The data, which adjusted to expectations, put pressure on policy makers to withdraw stimulus they used during the pandemic at a faster rate.
“The response of the dollar is due, in part, to the fact that interest rate expectations for next year are already very well priced in the markets,” said Kenneth Broux, currency strategist at Societe Generale in London.
Against a basket of rivals, the dollar briefly fell 0.1% to 96.10, before cutting losses in a volatile trading round. Money markets expect the US central bank to raise rates more than 60 basis points next year.
The consumer price index rose 0.8% last month, after rising 0.9% in Octoberthe Labor Department reported on Friday. In the 12 months to November, the CPI accelerated to 6.8%. This is the highest year-on-year rate since June 1982.
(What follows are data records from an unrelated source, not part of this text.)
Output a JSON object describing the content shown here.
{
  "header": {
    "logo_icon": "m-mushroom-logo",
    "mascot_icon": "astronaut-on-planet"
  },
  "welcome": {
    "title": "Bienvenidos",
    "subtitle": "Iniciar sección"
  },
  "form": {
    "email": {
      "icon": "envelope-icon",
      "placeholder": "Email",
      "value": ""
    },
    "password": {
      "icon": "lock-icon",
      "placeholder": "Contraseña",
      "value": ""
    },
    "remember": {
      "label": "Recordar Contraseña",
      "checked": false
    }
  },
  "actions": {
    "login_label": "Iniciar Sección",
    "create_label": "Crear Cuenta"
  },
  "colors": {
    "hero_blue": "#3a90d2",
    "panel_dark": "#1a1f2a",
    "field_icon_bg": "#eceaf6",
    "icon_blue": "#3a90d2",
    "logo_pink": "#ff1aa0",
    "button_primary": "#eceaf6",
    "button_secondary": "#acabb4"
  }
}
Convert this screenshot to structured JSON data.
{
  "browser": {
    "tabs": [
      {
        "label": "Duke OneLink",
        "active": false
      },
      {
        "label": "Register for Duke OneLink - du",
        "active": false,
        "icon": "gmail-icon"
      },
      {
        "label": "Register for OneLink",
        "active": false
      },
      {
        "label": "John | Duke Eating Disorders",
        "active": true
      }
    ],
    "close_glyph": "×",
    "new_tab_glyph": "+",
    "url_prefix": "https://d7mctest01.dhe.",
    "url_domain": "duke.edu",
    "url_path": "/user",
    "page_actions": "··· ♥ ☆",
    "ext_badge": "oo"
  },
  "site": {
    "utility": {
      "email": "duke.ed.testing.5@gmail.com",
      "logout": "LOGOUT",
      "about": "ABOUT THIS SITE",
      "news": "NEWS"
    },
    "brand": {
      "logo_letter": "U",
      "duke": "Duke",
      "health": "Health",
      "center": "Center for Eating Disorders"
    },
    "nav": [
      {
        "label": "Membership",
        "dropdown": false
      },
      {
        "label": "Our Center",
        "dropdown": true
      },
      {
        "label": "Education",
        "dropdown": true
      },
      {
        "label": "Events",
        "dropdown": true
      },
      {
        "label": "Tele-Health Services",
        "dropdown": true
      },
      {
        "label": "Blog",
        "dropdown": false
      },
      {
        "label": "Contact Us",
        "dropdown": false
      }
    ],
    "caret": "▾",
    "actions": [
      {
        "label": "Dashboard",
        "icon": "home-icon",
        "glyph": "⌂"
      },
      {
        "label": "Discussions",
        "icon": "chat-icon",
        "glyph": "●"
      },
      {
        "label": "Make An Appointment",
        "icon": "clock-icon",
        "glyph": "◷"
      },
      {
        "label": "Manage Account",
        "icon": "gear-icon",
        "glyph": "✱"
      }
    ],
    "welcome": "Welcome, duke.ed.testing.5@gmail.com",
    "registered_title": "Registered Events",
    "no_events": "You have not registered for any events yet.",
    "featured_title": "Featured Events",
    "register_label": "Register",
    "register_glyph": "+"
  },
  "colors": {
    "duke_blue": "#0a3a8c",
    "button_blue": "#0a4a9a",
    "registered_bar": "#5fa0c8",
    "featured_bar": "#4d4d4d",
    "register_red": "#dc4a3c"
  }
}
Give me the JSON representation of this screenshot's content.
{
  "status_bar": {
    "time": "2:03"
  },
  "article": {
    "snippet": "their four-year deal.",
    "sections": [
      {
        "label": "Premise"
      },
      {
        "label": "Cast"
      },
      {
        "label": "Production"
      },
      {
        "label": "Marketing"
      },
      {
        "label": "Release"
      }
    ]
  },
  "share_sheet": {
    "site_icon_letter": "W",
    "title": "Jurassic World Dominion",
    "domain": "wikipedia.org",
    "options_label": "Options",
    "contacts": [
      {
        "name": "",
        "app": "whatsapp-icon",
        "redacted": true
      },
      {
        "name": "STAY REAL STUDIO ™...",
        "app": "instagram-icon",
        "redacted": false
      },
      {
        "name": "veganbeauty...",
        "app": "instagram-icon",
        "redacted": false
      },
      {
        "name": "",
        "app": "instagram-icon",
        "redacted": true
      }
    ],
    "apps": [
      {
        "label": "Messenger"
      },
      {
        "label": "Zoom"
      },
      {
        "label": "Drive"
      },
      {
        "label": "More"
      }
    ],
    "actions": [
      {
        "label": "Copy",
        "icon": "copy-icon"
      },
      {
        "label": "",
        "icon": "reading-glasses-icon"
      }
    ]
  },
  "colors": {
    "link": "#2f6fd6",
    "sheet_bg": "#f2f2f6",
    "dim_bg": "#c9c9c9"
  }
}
Losses in the dollar pushed other currencies higher. The British pound rose 0.2% to $ 1.324. The euro, seen as vulnerable to a Fed rate hike, especially if rate hikes in the euro area are delayed, trimmed its losses to trade 0.1% lower at $ 1.1281.
Meanwhile, the Chinese yuan fell in domestic and foreign markets after the People’s Bank (PBOC) raised foreign exchange reserve requirements for the second time since June, and came under even more pressure when the central bank set a band of fluctuation weaker than expected.